SWV - Love this group and always have. From 1992-1997, Coko, Lelee and Taj had one hell of a run. The trio busted out numerous hits that you could jam to, bounce to, get emotional to, or slow jam to such as “Weak,” “Right Here/Human Nature,” “I’m So Into You,” “You’re the One,” “Use Your Heart,” “You’re Always On My Mind” and “Downtown”.
There wasn’t a song from the trio that I didn’t like. Each chart-topper produced something different and catchy that always made me feel good.
En Vogue - If there was ever a girl group that exemplified “classy” and “elegance”, then it was no doubt the ladies from En Vogue.
The quartet had a 1960’s modern-day female group feel to them similar to The Supremes during the height of the Motown era. These women proved to be truly gifted, super-talented and one of the best female vocal groups of all-time.
Brownstone - This high-pitched, loud, smooth group bursted onto the scene in 1995 with mega hits like “If You Love Me,” “Grapevyne” and “I Can’t Tell You Why” and soon became one of the most well-known female acts in the business.
Destiny’s Child - Despite all the changes with the group members, the final lineup read: Beyoncé Knowles, Kelly Rowland and Michelle Williams. Even though most of the group’s worldwide success occurred in the early-to-mid 2000s, they started and made a name for themselves in the late ‘90s and soon became one of the most accomplished, acclaimed and best-selling female groups ever. And this was all before Beyoncé became…well you know – BEYONCE!

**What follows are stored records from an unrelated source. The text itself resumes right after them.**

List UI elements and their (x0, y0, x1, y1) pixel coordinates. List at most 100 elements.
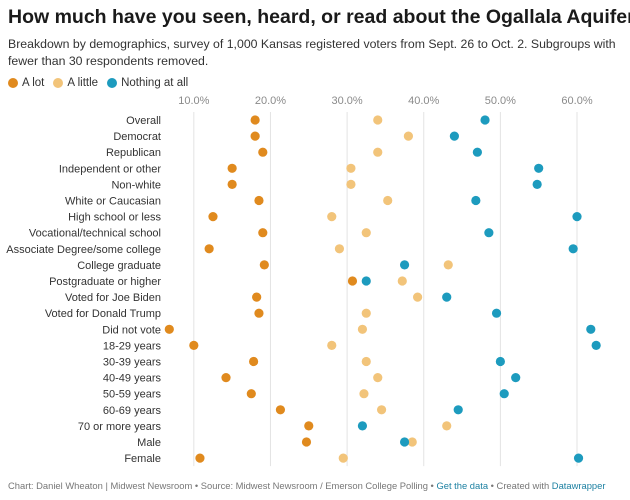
legend-swatch-a-lot (8, 78, 18, 88)
chart-subtitle: Breakdown by demographics, survey of 1,0… (8, 37, 616, 68)
dot-nothing-at-all-vocational-technical-school (484, 228, 494, 238)
row-label-70-or-more-years: 70 or more years (78, 421, 162, 433)
dot-a-lot-30-39-years (249, 356, 259, 367)
dot-a-lot-postgraduate-or-higher (347, 276, 358, 286)
dot-a-lot-voted-for-donald-trump (254, 308, 264, 318)
x-tick-label-60-0: 60.0% (561, 95, 592, 107)
dot-nothing-at-all-did-not-vote (586, 324, 596, 334)
dot-a-lot-did-not-vote (164, 324, 174, 334)
row-label-female: Female (124, 453, 161, 465)
dot-a-little-male (407, 437, 417, 447)
dot-a-little-non-white (346, 179, 356, 189)
dot-a-little-voted-for-joe-biden (413, 292, 423, 302)
row-label-50-59-years: 50-59 years (103, 389, 162, 401)
legend-label-a-lot: A lot (22, 77, 45, 89)
dot-a-lot-60-69-years (275, 405, 286, 415)
dot-nothing-at-all-republican (472, 147, 482, 157)
row-label-did-not-vote: Did not vote (102, 324, 161, 336)
row-label-republican: Republican (106, 147, 161, 159)
row-label-18-29-years: 18-29 years (103, 340, 162, 352)
dot-a-little-postgraduate-or-higher (397, 276, 407, 286)
dot-nothing-at-all-18-29-years (591, 340, 601, 350)
dot-a-little-female (338, 453, 348, 463)
dot-a-lot-independent-or-other (227, 163, 237, 173)
row-label-30-39-years: 30-39 years (103, 357, 162, 369)
get-the-data-link[interactable]: Get the data (436, 480, 489, 491)
dot-a-little-voted-for-donald-trump (361, 308, 371, 318)
footer-created-with: • Created with (490, 480, 550, 491)
dot-nothing-at-all-high-school-or-less (572, 212, 582, 222)
dot-a-little-democrat (403, 131, 414, 141)
row-label-male: Male (137, 437, 161, 449)
dot-nothing-at-all-male (399, 437, 410, 447)
dot-a-lot-female (195, 453, 205, 463)
dot-a-little-40-49-years (373, 373, 383, 383)
dot-nothing-at-all-independent-or-other (534, 163, 544, 173)
dot-a-little-white-or-caucasian (383, 195, 393, 206)
x-tick-label-10-0: 10.0% (178, 95, 209, 107)
row-label-democrat: Democrat (113, 131, 161, 143)
legend-item-a-little: A little (53, 77, 98, 89)
dot-a-little-republican (373, 147, 383, 157)
dot-a-little-college-graduate (443, 260, 453, 270)
dot-a-lot-40-49-years (221, 373, 231, 383)
row-label-voted-for-donald-trump: Voted for Donald Trump (45, 308, 161, 320)
row-label-non-white: Non-white (111, 179, 161, 191)
dot-a-little-18-29-years (327, 340, 337, 350)
dot-nothing-at-all-overall (480, 115, 490, 125)
legend-label-a-little: A little (67, 77, 99, 89)
legend: A lot A little Nothing at all (8, 75, 197, 91)
dot-nothing-at-all-60-69-years (453, 405, 463, 415)
legend-swatch-a-little (53, 78, 64, 88)
dot-a-lot-associate-degree-some-college (204, 244, 214, 254)
dot-a-little-associate-degree-some-college (334, 244, 345, 254)
datawrapper-link[interactable]: Datawrapper (551, 480, 606, 491)
dot-a-lot-republican (258, 147, 268, 157)
dot-nothing-at-all-female (573, 453, 584, 463)
row-label-high-school-or-less: High school or less (68, 212, 161, 224)
row-label-voted-for-joe-biden: Voted for Joe Biden (65, 292, 161, 304)
dot-a-little-70-or-more-years (442, 421, 452, 431)
dot-a-lot-white-or-caucasian (254, 195, 264, 206)
dot-nothing-at-all-non-white (532, 179, 542, 189)
row-label-postgraduate-or-higher: Postgraduate or higher (49, 276, 161, 288)
row-label-college-graduate: College graduate (77, 260, 161, 272)
x-tick-label-30-0: 30.0% (331, 95, 362, 107)
x-tick-label-20-0: 20.0% (255, 95, 286, 107)
dot-nothing-at-all-democrat (449, 131, 459, 141)
row-label-associate-degree-some-college: Associate Degree/some college (6, 244, 161, 256)
row-label-60-69-years: 60-69 years (103, 405, 162, 417)
legend-item-a-lot: A lot (8, 77, 44, 89)
dot-nothing-at-all-voted-for-joe-biden (442, 292, 452, 302)
dot-a-lot-50-59-years (246, 389, 256, 399)
dot-a-lot-voted-for-joe-biden (252, 292, 262, 302)
dot-plot-chart: 10.0% 20.0% 30.0% 40.0% 50.0% 60.0% Overall Dem… (6, 95, 601, 467)
legend-swatch-nothing-at-all (107, 78, 118, 88)
dot-nothing-at-all-70-or-more-years (357, 421, 368, 431)
dot-a-little-30-39-years (361, 356, 371, 367)
dot-a-little-overall (373, 115, 383, 125)
dot-a-lot-vocational-technical-school (258, 228, 268, 238)
dot-a-little-60-69-years (376, 405, 387, 415)
dot-a-little-did-not-vote (357, 324, 368, 334)
dot-a-little-vocational-technical-school (361, 228, 371, 238)
row-label-vocational-technical-school: Vocational/technical school (29, 228, 161, 240)
dot-a-lot-college-graduate (259, 260, 269, 270)
legend-item-nothing-at-all: Nothing at all (107, 77, 188, 89)
dot-a-lot-70-or-more-years (304, 421, 314, 431)
chart-footer: Chart: Daniel Wheaton | Midwest Newsroom… (8, 480, 626, 491)
row-label-40-49-years: 40-49 years (103, 373, 162, 385)
dot-a-lot-overall (250, 115, 260, 125)
dot-nothing-at-all-50-59-years (499, 389, 509, 399)
dot-nothing-at-all-30-39-years (495, 356, 505, 367)
dot-nothing-at-all-40-49-years (511, 373, 521, 383)
row-label-independent-or-other: Independent or other (59, 163, 161, 175)
x-tick-label-50-0: 50.0% (485, 95, 516, 107)
dot-nothing-at-all-voted-for-donald-trump (491, 308, 502, 318)
dot-a-lot-18-29-years (189, 340, 199, 350)
x-tick-label-40-0: 40.0% (408, 95, 439, 107)
dot-a-lot-non-white (227, 179, 237, 189)
dot-nothing-at-all-white-or-caucasian (471, 195, 481, 206)
dot-nothing-at-all-associate-degree-some-college (568, 244, 578, 254)
dot-a-little-50-59-years (359, 389, 369, 399)
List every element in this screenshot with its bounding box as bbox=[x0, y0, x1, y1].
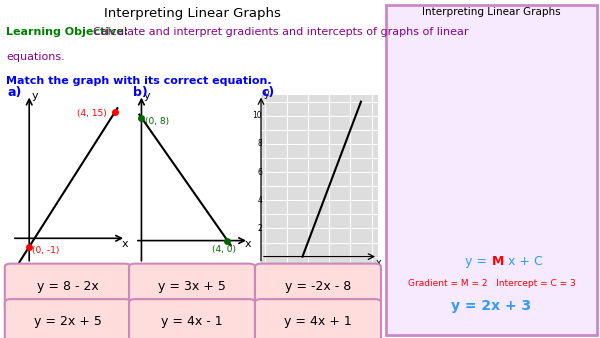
Text: y = 2x + 3: y = 2x + 3 bbox=[451, 299, 532, 313]
Text: 3: 3 bbox=[562, 256, 566, 262]
Text: ΔY: ΔY bbox=[565, 53, 574, 59]
Text: Interpreting Linear Graphs: Interpreting Linear Graphs bbox=[104, 7, 280, 20]
Text: b): b) bbox=[133, 86, 148, 99]
Text: y: y bbox=[475, 14, 479, 22]
Text: x + C: x + C bbox=[508, 255, 543, 268]
Text: (4, 0): (4, 0) bbox=[212, 245, 236, 254]
Text: x: x bbox=[574, 206, 580, 215]
Text: y = 4x + 1: y = 4x + 1 bbox=[284, 315, 352, 329]
Text: 6: 6 bbox=[392, 94, 396, 100]
Text: -1: -1 bbox=[437, 256, 444, 262]
Text: x = 0: x = 0 bbox=[413, 104, 434, 113]
Text: a): a) bbox=[7, 86, 22, 99]
Text: equations.: equations. bbox=[6, 52, 65, 63]
Text: 4: 4 bbox=[257, 196, 262, 205]
Text: x: x bbox=[376, 259, 382, 268]
Text: x: x bbox=[122, 239, 128, 249]
Text: 1: 1 bbox=[392, 183, 396, 189]
Text: y: y bbox=[264, 90, 270, 99]
Text: y = 8 - 2x: y = 8 - 2x bbox=[37, 280, 98, 293]
Text: y = 3: y = 3 bbox=[413, 119, 434, 127]
Text: y = 2x + 5: y = 2x + 5 bbox=[34, 315, 102, 329]
Text: 1: 1 bbox=[500, 256, 505, 262]
Text: Learning Objective:: Learning Objective: bbox=[6, 27, 132, 37]
Text: Interpreting Linear Graphs: Interpreting Linear Graphs bbox=[422, 7, 561, 17]
Text: 7: 7 bbox=[392, 76, 396, 82]
Text: 5: 5 bbox=[392, 112, 396, 118]
Text: ─: ─ bbox=[565, 65, 569, 71]
Text: M: M bbox=[491, 255, 504, 268]
Text: (0, -1): (0, -1) bbox=[32, 246, 59, 256]
Text: c): c) bbox=[261, 86, 274, 99]
Text: 10: 10 bbox=[253, 111, 262, 120]
Text: 2: 2 bbox=[348, 269, 353, 278]
Text: Gradient = M = 2   Intercept = C = 3: Gradient = M = 2 Intercept = C = 3 bbox=[407, 279, 575, 288]
Text: y: y bbox=[144, 91, 151, 101]
Text: y = 4x - 1: y = 4x - 1 bbox=[161, 315, 223, 329]
Text: 9: 9 bbox=[392, 41, 396, 47]
Text: y = 2x + 3: y = 2x + 3 bbox=[496, 54, 537, 64]
Text: 3: 3 bbox=[369, 269, 374, 278]
Text: -1: -1 bbox=[283, 269, 290, 278]
Text: ΔX: ΔX bbox=[565, 74, 575, 80]
Text: Calculate and interpret gradients and intercepts of graphs of linear: Calculate and interpret gradients and in… bbox=[93, 27, 469, 37]
Text: Match the graph with its correct equation.: Match the graph with its correct equatio… bbox=[6, 76, 272, 86]
Text: (0, 8): (0, 8) bbox=[145, 117, 169, 126]
Text: 8: 8 bbox=[392, 58, 396, 65]
Text: 2: 2 bbox=[392, 165, 396, 171]
Text: 10: 10 bbox=[387, 23, 396, 29]
Text: 3: 3 bbox=[392, 147, 396, 153]
Text: 2: 2 bbox=[531, 256, 535, 262]
Text: y = 3x + 5: y = 3x + 5 bbox=[158, 280, 226, 293]
Text: (4, 15): (4, 15) bbox=[77, 109, 106, 118]
Text: y =: y = bbox=[466, 255, 491, 268]
Text: 1: 1 bbox=[326, 269, 331, 278]
Text: 6: 6 bbox=[257, 168, 262, 176]
Text: -2: -2 bbox=[407, 256, 413, 262]
Text: 2: 2 bbox=[257, 224, 262, 233]
Text: 4: 4 bbox=[392, 130, 396, 136]
Text: 0: 0 bbox=[305, 269, 310, 278]
Text: 8: 8 bbox=[257, 140, 262, 148]
Text: y: y bbox=[31, 91, 38, 101]
Text: -2: -2 bbox=[262, 269, 269, 278]
Text: x: x bbox=[245, 239, 251, 249]
Text: y = -2x - 8: y = -2x - 8 bbox=[285, 280, 351, 293]
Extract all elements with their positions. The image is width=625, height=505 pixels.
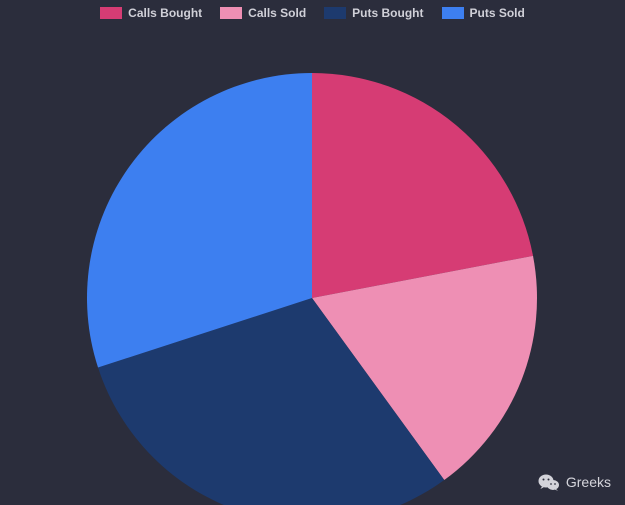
- pie-chart-region: [0, 30, 625, 505]
- wechat-icon: [538, 473, 560, 491]
- legend-swatch: [220, 7, 242, 19]
- watermark: Greeks: [538, 473, 611, 491]
- legend-item[interactable]: Puts Sold: [442, 6, 525, 20]
- legend-item[interactable]: Calls Sold: [220, 6, 306, 20]
- legend-swatch: [100, 7, 122, 19]
- legend-item[interactable]: Calls Bought: [100, 6, 202, 20]
- legend-swatch: [442, 7, 464, 19]
- legend-swatch: [324, 7, 346, 19]
- legend-item[interactable]: Puts Bought: [324, 6, 423, 20]
- watermark-label: Greeks: [566, 474, 611, 490]
- chart-legend: Calls Bought Calls Sold Puts Bought Puts So…: [0, 6, 625, 20]
- legend-label: Puts Bought: [352, 6, 423, 20]
- legend-label: Puts Sold: [470, 6, 525, 20]
- pie-chart: [0, 30, 625, 505]
- legend-label: Calls Sold: [248, 6, 306, 20]
- legend-label: Calls Bought: [128, 6, 202, 20]
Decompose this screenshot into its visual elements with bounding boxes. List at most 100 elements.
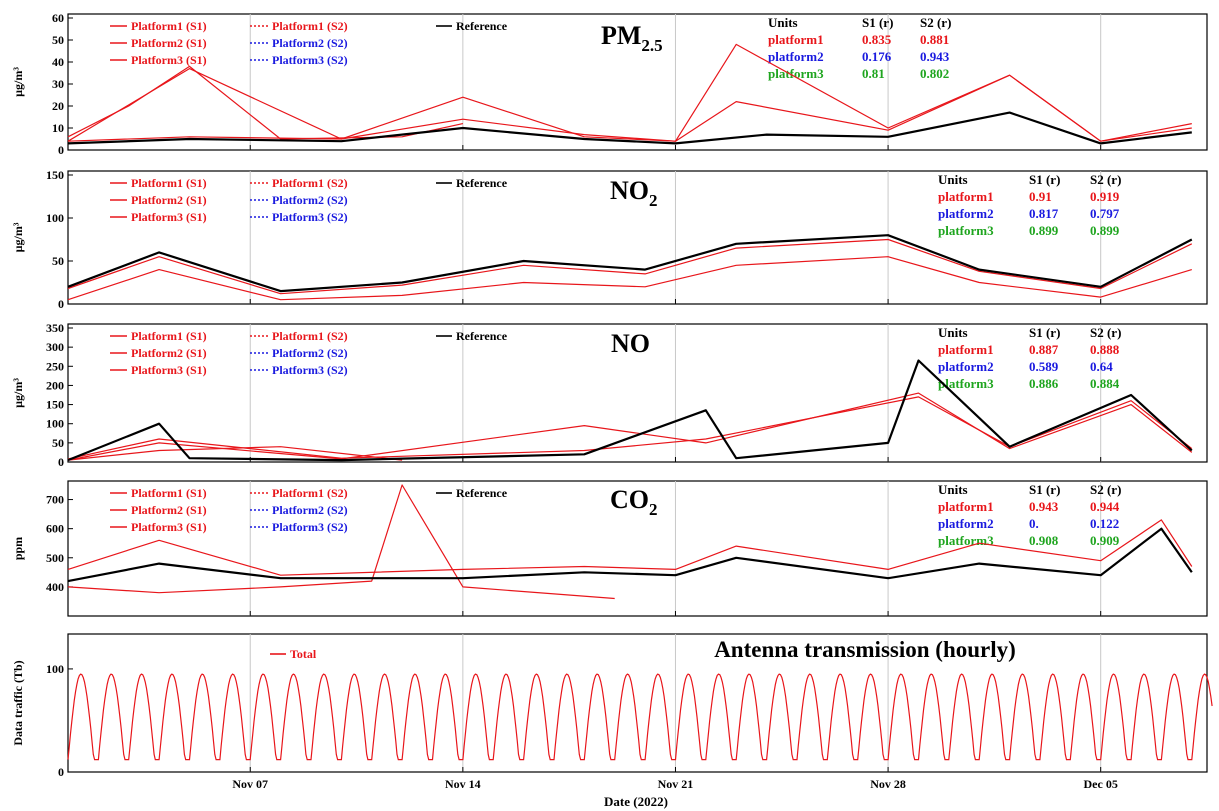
x-tick-label: Nov 28 bbox=[870, 777, 906, 791]
stats-row-s1: 0.835 bbox=[862, 32, 892, 47]
legend-label: Platform2 (S2) bbox=[272, 36, 348, 50]
series-line-reference bbox=[67, 111, 1192, 145]
stats-row-name: platform1 bbox=[768, 32, 824, 47]
series-line-total bbox=[67, 673, 1213, 761]
stats-row-s1: 0.887 bbox=[1029, 342, 1059, 357]
stats-row-s1: 0.176 bbox=[862, 49, 892, 64]
y-tick-label: 10 bbox=[52, 121, 64, 135]
stats-row-name: platform3 bbox=[938, 376, 994, 391]
y-axis-label: µg/m³ bbox=[11, 378, 25, 408]
legend-label: Platform2 (S1) bbox=[131, 346, 207, 360]
stats-row-name: platform2 bbox=[938, 206, 994, 221]
series-line-platform1-s1 bbox=[67, 396, 1193, 460]
y-tick-label: 600 bbox=[46, 522, 64, 536]
y-tick-label: 400 bbox=[46, 580, 64, 594]
stats-header: S2 (r) bbox=[1090, 172, 1121, 187]
y-axis-label: µg/m³ bbox=[11, 67, 25, 97]
legend-label: Platform2 (S2) bbox=[272, 346, 348, 360]
series-line-reference bbox=[67, 527, 1193, 583]
stats-row-s2: 0.802 bbox=[920, 66, 949, 81]
panel-2: 0 50 100 150 µg/m³ NO2 Platform1 (S1) Platform2… bbox=[11, 168, 1208, 311]
stats-row-s1: 0.91 bbox=[1029, 189, 1052, 204]
stats-row-name: platform1 bbox=[938, 189, 994, 204]
y-tick-label: 50 bbox=[52, 436, 64, 450]
stats-header: Units bbox=[938, 172, 968, 187]
stats-row-s1: 0.81 bbox=[862, 66, 885, 81]
panel-4: 400 500 600 700 ppm CO2 Platform1 (S1) Platform… bbox=[11, 480, 1208, 617]
plot-frame bbox=[67, 13, 1208, 151]
y-axis-label: Data traffic (Tb) bbox=[11, 660, 25, 745]
y-tick-label: 500 bbox=[46, 551, 64, 565]
y-tick-label: 350 bbox=[46, 321, 64, 335]
stats-row-s1: 0.817 bbox=[1029, 206, 1059, 221]
stats-row-name: platform2 bbox=[768, 49, 824, 64]
panel-title: NO bbox=[611, 329, 650, 358]
series-line-platform3-s1 bbox=[67, 519, 1193, 576]
stats-header: S2 (r) bbox=[1090, 482, 1121, 497]
series-line-platform3-s1 bbox=[67, 392, 1193, 461]
legend-label: Total bbox=[290, 647, 317, 661]
series-line-reference bbox=[67, 359, 1193, 462]
panel-title: CO2 bbox=[610, 485, 658, 519]
legend-label: Platform3 (S2) bbox=[272, 210, 348, 224]
stats-row-s1: 0. bbox=[1029, 516, 1039, 531]
legend-label: Reference bbox=[456, 19, 508, 33]
legend-label: Platform1 (S1) bbox=[131, 176, 207, 190]
stats-row-s2: 0.909 bbox=[1090, 533, 1120, 548]
stats-header: S1 (r) bbox=[1029, 325, 1060, 340]
panel-5: 0 100 Data traffic (Tb) Antenna transmissio… bbox=[11, 633, 1213, 791]
y-tick-label: 30 bbox=[52, 77, 64, 91]
stats-row-s2: 0.899 bbox=[1090, 223, 1120, 238]
legend-label: Reference bbox=[456, 329, 508, 343]
legend-label: Platform1 (S1) bbox=[131, 486, 207, 500]
y-tick-label: 150 bbox=[46, 168, 64, 182]
stats-header: Units bbox=[768, 15, 798, 30]
panel-1: 0 10 20 30 40 50 60 µg/m³ PM2.5 Platform1 (S1) Pla… bbox=[11, 11, 1208, 157]
stats-row-name: platform3 bbox=[938, 533, 994, 548]
plot-frame bbox=[67, 170, 1208, 305]
stats-row-name: platform1 bbox=[938, 342, 994, 357]
stats-row-s1: 0.589 bbox=[1029, 359, 1059, 374]
y-axis-label: µg/m³ bbox=[11, 222, 25, 252]
y-tick-label: 100 bbox=[46, 662, 64, 676]
legend-label: Platform2 (S2) bbox=[272, 193, 348, 207]
legend-label: Platform1 (S2) bbox=[272, 176, 348, 190]
y-tick-label: 300 bbox=[46, 340, 64, 354]
y-tick-label: 200 bbox=[46, 378, 64, 392]
y-tick-label: 20 bbox=[52, 99, 64, 113]
series-line-platform1-s1 bbox=[67, 238, 1193, 295]
y-tick-label: 150 bbox=[46, 398, 64, 412]
legend-label: Platform2 (S2) bbox=[272, 503, 348, 517]
stats-row-s2: 0.884 bbox=[1090, 376, 1120, 391]
panel-title: NO2 bbox=[610, 176, 658, 210]
series-line-platform1-s1 bbox=[67, 43, 1192, 142]
plot-frame bbox=[67, 480, 1208, 617]
stats-row-s1: 0.886 bbox=[1029, 376, 1059, 391]
plot-frame bbox=[67, 633, 1208, 773]
legend-label: Platform3 (S2) bbox=[272, 53, 348, 67]
stats-row-name: platform2 bbox=[938, 359, 994, 374]
legend-label: Platform3 (S2) bbox=[272, 520, 348, 534]
x-tick-label: Nov 14 bbox=[445, 777, 481, 791]
stats-header: S1 (r) bbox=[1029, 172, 1060, 187]
y-tick-label: 40 bbox=[52, 55, 64, 69]
y-tick-label: 0 bbox=[58, 455, 64, 469]
stats-row-s2: 0.881 bbox=[920, 32, 949, 47]
x-tick-label: Nov 21 bbox=[658, 777, 694, 791]
stats-header: S1 (r) bbox=[1029, 482, 1060, 497]
stats-row-name: platform1 bbox=[938, 499, 994, 514]
y-tick-label: 250 bbox=[46, 359, 64, 373]
plot-frame bbox=[67, 323, 1208, 463]
y-tick-label: 60 bbox=[52, 11, 64, 25]
series-line-platform2-s1 bbox=[67, 484, 615, 600]
legend-label: Platform3 (S1) bbox=[131, 363, 207, 377]
legend-label: Platform2 (S1) bbox=[131, 36, 207, 50]
stats-row-s2: 0.943 bbox=[920, 49, 950, 64]
legend-label: Platform3 (S2) bbox=[272, 363, 348, 377]
stats-row-s2: 0.122 bbox=[1090, 516, 1119, 531]
legend-label: Reference bbox=[456, 176, 508, 190]
stats-row-s2: 0.797 bbox=[1090, 206, 1120, 221]
stats-header: S2 (r) bbox=[1090, 325, 1121, 340]
y-tick-label: 100 bbox=[46, 211, 64, 225]
y-tick-label: 0 bbox=[58, 297, 64, 311]
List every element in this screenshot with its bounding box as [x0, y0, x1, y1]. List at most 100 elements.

Jade - Tonya, Joi and Di didn’t produce the long career that many of the other female bands did, yet they brought a great mixture of hip-hop and R&B to the table that elevated into top 10 hits “I Wanna Love You” and “Don’t Walk Away”. One of the underrated groups of the ‘90s.
702 - One of my faves. The Las Vegas quartet turned troika came out smoking, hitting the airwaves with songs like “Steelo” and “Get It Together”, plus their combination of street rap and urban soul added a new touch to the R&B game.
Oh yeah, and you can’t forget about the female anthem smash hit “Where My Girls At?” I bet the ladies are still bobbing there heads to that joint.
Zhane - Who wasn’t bumping to Zhane’s 1994 club rocking song “Hey Mr. DJ” back in the day? Shoot, I’m still jumping off to it today. It’s probably the best hip-hop party anthem ever. They had some other upbeat tunes (“Sending My Love” and “Groove Thang”) but “Hey Mr.DJ” alone propelled them into being one of the top lady groups of the decade.
Total - The former Bad Boys trio inserted a level of hip-hop sound in their R&B songs that turned them into a group sensation. The girls worked with Biggie (“Can’t You See”), LL Cool J (“Loungin/Who Do U Love”), Foxy Brown, Lil Kim and Da Brat (“No One Else” Remix), Mase (“What You Want”) and Missy Elliott (“Trippin”) and usually punched in top 10 hits like it was a routine. Kima, Pamela and Keisha could do no wrong in the ‘90s.
Changing Faces - When the New York duo sparkled us with their first two singles “Stroke You Up” and “Foolin Around” then the R&B fanbase was instantly hooked. Their precise vocals and stirling voices made them a success in the mid-90s and in 1997 they produced their biggest hit with “G.H.E.T.T.O.U.T.” The only thing fans were screaming after those blockbusters was “Keep it coming ladies”.
Kut Klose - These females sang from the heart and you can hear it in their soulful voices. The Keith Sweat discovered group gave us some excellent songs throughout the decade like “I Like,” “Surrender,” “Get Up On It featuring Keith Sweat” and “Lovely Thang” that illustrated what lovemaking should be and how amazing it could be. Sing on girls, Sing on. You got my attention.
Blaque - The group had a brief stint atop the charts but it was sure worthwhile. The Lisa “Left Eye” Lopes signed group gave us songs “808” and “I Do”, yet none of them came close to touching their biggest hit in “Bring It All To Me”.